Maybe that’s why I especially enjoyed one of the news items that appeared at the time this story broke in England, this particular one in the Guardian. The Guardian’s reporter quoted a teacher who has been thinking about what it will be like to teach a bunch of high-schoolers a meditation technique anchored in ancient Buddhism. Here’s what the reporter wrote:

One teacher involved in the project admitted it could be a challenge to sell mindfulness to young people. “It is not especially cool,” said Paula Kearney, a geography teacher at the UCL academy in north London who has trained her pupils in mindfulness. “I have had a lot of ‘Miss, I’m not going to do this, this is ridiculous’.”

I suppose what makes me happy in this is the thought that our Buddhist brothers and sisters have a tradition that is at least as uncool among teenagers as teaching the Christian tradition of prayer to our own youth...

But I digress. There is a reason why the Buddhist sages taught their followers meditation, just the same way there is a reason why our own ancestors in the faith taught us that the very center of our relationship with God must be, not in laws or in acts or in study, but in prayer.

Our prayer is more than just our conversation with God. It is much more than just the words we say together as a community when we gather in worship on Sunday morning.

Our life of prayer is how we find and follow our purpose in life. It is how God brings us to a place separated from our self-interests, our ambitions, our desires, our self-delusions, and allows us a glimpse of our life from a higher perspective and a larger view.

Christians are meant to be people of purpose. We are not meant to be people who merely sit in satisfaction at what God has done for us. We are meant to be people who respond to God’s gift to us by acting as God’s agents in the world. And our actions are meant to be guided by, and aligned with, God’s purposes in the world.

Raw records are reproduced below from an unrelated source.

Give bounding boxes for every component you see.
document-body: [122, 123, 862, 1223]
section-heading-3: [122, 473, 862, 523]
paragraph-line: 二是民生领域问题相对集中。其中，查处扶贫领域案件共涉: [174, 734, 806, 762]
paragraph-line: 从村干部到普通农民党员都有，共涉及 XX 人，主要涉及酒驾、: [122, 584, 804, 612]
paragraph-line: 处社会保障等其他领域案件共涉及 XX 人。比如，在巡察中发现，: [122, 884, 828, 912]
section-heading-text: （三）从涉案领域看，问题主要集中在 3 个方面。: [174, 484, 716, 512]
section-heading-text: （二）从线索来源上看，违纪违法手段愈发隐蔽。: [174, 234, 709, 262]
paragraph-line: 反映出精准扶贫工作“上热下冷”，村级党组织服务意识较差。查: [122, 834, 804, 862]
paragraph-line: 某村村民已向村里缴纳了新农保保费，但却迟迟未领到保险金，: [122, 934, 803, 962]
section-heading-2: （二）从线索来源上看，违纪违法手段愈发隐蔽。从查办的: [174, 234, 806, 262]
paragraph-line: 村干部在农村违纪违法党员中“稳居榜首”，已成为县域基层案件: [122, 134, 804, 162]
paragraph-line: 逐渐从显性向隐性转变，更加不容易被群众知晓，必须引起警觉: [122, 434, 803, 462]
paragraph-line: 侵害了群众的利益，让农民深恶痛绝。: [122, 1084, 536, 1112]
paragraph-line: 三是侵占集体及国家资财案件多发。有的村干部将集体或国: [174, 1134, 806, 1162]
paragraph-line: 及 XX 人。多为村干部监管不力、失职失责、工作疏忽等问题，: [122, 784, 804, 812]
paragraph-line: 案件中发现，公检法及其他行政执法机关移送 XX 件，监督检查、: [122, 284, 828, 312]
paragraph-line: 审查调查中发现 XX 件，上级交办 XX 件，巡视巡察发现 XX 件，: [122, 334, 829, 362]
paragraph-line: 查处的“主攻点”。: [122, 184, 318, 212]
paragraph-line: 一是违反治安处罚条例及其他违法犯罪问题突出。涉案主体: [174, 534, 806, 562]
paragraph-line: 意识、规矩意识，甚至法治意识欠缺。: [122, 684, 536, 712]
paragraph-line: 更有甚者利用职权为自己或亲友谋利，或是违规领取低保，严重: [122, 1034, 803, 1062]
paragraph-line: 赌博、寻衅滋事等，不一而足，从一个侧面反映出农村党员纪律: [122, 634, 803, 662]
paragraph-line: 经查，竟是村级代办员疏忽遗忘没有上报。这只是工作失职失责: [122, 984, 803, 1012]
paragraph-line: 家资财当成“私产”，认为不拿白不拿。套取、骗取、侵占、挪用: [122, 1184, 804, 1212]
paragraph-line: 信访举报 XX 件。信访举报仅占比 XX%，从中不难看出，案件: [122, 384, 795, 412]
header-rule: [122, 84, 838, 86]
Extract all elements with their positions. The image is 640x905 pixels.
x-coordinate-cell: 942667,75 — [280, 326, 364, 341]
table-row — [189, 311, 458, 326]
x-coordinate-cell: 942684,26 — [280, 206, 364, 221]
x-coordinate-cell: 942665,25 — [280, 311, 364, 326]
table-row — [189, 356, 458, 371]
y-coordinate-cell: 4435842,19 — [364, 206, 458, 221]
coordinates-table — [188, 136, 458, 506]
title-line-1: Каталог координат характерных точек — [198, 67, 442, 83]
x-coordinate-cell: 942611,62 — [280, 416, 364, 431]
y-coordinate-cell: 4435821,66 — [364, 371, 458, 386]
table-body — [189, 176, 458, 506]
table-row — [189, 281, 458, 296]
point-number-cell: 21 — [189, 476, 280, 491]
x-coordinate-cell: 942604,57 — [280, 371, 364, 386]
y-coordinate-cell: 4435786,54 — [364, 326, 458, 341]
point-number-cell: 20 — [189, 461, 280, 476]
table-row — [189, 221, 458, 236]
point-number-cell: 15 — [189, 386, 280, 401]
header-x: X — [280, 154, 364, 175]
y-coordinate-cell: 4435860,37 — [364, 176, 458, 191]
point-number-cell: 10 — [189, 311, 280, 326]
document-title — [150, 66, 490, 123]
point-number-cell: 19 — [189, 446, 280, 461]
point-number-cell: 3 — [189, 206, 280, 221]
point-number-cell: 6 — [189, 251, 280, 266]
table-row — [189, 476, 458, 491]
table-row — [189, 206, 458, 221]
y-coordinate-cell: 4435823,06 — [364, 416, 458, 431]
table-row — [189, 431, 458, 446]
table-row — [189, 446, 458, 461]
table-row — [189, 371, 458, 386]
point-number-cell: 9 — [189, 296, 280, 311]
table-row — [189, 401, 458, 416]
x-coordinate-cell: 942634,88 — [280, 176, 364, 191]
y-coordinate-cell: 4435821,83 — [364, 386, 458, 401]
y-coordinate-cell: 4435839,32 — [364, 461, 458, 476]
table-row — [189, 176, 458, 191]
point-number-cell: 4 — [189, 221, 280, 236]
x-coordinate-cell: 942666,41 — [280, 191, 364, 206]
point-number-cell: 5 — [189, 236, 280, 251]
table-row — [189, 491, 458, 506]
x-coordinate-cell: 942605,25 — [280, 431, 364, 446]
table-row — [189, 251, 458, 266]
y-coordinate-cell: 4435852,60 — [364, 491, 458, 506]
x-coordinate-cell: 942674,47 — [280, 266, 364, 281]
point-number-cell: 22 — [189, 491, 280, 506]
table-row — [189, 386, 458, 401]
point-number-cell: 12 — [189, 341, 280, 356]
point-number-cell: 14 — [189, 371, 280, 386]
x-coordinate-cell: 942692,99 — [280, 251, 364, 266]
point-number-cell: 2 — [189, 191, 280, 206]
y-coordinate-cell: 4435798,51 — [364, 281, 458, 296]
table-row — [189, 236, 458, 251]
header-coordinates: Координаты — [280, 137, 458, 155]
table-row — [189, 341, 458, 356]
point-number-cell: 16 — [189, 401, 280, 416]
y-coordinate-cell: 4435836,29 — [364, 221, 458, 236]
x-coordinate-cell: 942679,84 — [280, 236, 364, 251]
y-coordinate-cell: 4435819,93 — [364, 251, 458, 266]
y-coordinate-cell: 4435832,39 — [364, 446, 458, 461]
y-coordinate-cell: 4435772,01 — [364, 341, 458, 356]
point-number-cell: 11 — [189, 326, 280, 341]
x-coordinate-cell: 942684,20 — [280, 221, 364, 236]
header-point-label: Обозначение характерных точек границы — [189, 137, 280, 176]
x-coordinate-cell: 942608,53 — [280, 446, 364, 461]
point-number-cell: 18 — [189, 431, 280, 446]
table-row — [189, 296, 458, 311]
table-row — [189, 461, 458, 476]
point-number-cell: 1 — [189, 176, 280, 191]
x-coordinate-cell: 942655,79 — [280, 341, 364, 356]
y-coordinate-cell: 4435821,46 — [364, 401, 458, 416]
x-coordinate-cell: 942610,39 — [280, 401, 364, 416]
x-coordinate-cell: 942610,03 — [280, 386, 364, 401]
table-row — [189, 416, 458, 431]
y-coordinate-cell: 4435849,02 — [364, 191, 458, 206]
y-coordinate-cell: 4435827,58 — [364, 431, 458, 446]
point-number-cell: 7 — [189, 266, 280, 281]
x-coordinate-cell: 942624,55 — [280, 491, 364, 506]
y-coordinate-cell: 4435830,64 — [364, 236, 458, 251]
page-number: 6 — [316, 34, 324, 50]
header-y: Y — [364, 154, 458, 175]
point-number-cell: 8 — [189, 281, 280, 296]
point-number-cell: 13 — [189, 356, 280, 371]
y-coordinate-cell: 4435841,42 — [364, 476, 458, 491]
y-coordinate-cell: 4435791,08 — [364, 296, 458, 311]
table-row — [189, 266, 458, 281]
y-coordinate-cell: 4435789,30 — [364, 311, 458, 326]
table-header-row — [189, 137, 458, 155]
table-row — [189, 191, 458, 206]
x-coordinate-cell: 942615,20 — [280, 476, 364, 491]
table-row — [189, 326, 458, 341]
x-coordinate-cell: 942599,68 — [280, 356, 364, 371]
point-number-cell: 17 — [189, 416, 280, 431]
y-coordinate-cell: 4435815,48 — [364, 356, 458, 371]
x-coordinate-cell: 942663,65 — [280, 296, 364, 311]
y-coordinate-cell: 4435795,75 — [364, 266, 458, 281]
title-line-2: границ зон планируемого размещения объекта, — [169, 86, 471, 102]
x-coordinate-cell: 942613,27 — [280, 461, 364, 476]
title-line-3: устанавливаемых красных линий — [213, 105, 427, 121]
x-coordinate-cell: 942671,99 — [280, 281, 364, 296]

There are virtually no limits on the ways in which we can waste time. Whole industries are built catering to our ability, willingness, and even eagerness to waste the precious time of this life that we are given.

Of course it’s not that we must always be at work, always at the grindstone, always be “on.” We need down time; we need our sabbath. If we’re going to go by the suggestion of scripture, we should be off about one seventh of the time.

Now you will say to me—I never get any time off. I’m always working. If it isn’t the job, it’s taking care of my family, or looking after my kids, or doing my homework, or getting ready for a class, or running errands for the church, or, well, you know what’s on your list.

And I don’t doubt that all that is true. I have a life like that as well. But if I sat down and examined everything I do, every choice I make about how to spend my time, every moment I waste chasing another curiosity down the rabbit-hole of Wikipedia—well, it would be hard to mistake me as a person of Christian purpose.

Paul is teaching that little church in Ephesus a lesson about the preciousness of time. He’s telling them that what it means to be a Christian is to be person distinguished by a kind of seriousness of purpose. It’s to be a person who really thinks twice about all of the temptations around us to misuse the time and the energy we have, gifts we’re supposed to be using responding to God’s gifts to us.

That doesn’t mean we’re supposed to be joyless; in fact there is deep joy in the life God gives us to lead. And it doesn’t mean we’re supposed to be serious all the time, or without the capacity for laughter and lightness.

But it does mean that we are meant to have a purpose; and that purpose is meant to be the measure of everything we do, as individuals and as a community. Our lives of prayer are the means by which we discern that purpose, each one of us, and our whole community as well—and then have a standard by which to ask ourselves, at the close of each day, whether the choices we have made and the time we have spent helped or hindered the purpose we’re meant to serve.  Amen.